The agency said in its earlier report in July that it found Japan's plan for handling the treated water to be consistent with international safety standards. It added that the discharge as planned would have a negligible radiological impact to people and the environment.
In the latest report, the IAEA reaffirmed those conclusions, based on the task force's first review mission after the release began.
The mission sent to Japan in October included experts from 11 countries, including Britain, South Korea and China. China has been opposing the discharge.
The IAEA also pointed out the importance of its efforts to corroborate the source and environmental monitoring conducted by the plant's operator Tokyo Electric Power Company and other relevant Japanese authorities.

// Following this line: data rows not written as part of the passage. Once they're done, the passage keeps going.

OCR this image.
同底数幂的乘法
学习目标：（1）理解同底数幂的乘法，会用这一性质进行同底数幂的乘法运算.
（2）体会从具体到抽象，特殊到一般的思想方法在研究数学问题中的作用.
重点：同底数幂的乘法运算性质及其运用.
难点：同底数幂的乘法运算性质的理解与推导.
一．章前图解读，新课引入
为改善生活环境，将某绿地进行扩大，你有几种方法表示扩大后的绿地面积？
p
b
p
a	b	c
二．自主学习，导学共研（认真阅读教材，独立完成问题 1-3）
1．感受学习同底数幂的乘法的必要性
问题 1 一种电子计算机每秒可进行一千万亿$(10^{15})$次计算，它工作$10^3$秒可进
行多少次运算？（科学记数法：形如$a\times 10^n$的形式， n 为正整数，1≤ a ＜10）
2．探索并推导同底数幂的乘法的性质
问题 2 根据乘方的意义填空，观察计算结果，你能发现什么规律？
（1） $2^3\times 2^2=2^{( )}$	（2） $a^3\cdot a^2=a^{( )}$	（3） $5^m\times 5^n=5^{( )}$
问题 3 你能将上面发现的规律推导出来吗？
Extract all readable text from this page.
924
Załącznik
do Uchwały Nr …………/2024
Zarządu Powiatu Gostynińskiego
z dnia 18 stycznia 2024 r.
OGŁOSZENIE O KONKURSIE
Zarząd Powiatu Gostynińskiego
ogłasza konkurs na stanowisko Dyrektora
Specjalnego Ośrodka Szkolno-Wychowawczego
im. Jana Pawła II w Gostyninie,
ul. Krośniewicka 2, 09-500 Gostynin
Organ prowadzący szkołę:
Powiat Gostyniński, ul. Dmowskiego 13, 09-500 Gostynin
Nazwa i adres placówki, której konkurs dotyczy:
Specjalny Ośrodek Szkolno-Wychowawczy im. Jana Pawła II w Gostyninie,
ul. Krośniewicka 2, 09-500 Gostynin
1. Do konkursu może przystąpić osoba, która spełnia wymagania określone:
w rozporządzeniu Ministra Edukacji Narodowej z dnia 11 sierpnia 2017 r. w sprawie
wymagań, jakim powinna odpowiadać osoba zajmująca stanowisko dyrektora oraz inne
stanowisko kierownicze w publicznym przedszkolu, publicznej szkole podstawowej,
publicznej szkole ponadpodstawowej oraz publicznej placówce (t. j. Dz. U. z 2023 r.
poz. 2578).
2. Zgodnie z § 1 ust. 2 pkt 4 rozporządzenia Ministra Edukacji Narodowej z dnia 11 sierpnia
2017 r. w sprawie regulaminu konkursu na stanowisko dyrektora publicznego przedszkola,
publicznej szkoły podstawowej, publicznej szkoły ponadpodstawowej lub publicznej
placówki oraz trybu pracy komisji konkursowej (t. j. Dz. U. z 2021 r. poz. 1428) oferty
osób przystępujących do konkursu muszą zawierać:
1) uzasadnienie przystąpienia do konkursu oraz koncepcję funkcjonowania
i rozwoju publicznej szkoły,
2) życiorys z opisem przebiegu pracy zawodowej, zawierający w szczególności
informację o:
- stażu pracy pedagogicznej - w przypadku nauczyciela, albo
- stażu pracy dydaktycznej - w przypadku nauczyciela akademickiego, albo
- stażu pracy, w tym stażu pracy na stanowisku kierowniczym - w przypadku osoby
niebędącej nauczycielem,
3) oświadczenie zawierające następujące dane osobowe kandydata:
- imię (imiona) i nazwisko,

The agency says it will continue to conduct routine review missions. It says the next one is anticipated to take place in spring of 2024.
Japan's government plans to explain the IAEA's latest report to neighboring countries such as China to gain understanding about the safety of the discharge plan.
Water used to cool molten fuel at Fukushima Daiichi has been mixing with rain and groundwater. The accumulated water is being treated to remove most radioactive substances, but still contains tritium.
Before releasing the water into the ocean, the plant's operator dilutes it to reduce tritium levels to about one-seventh of the World Health Organization's guidance level for drinking water.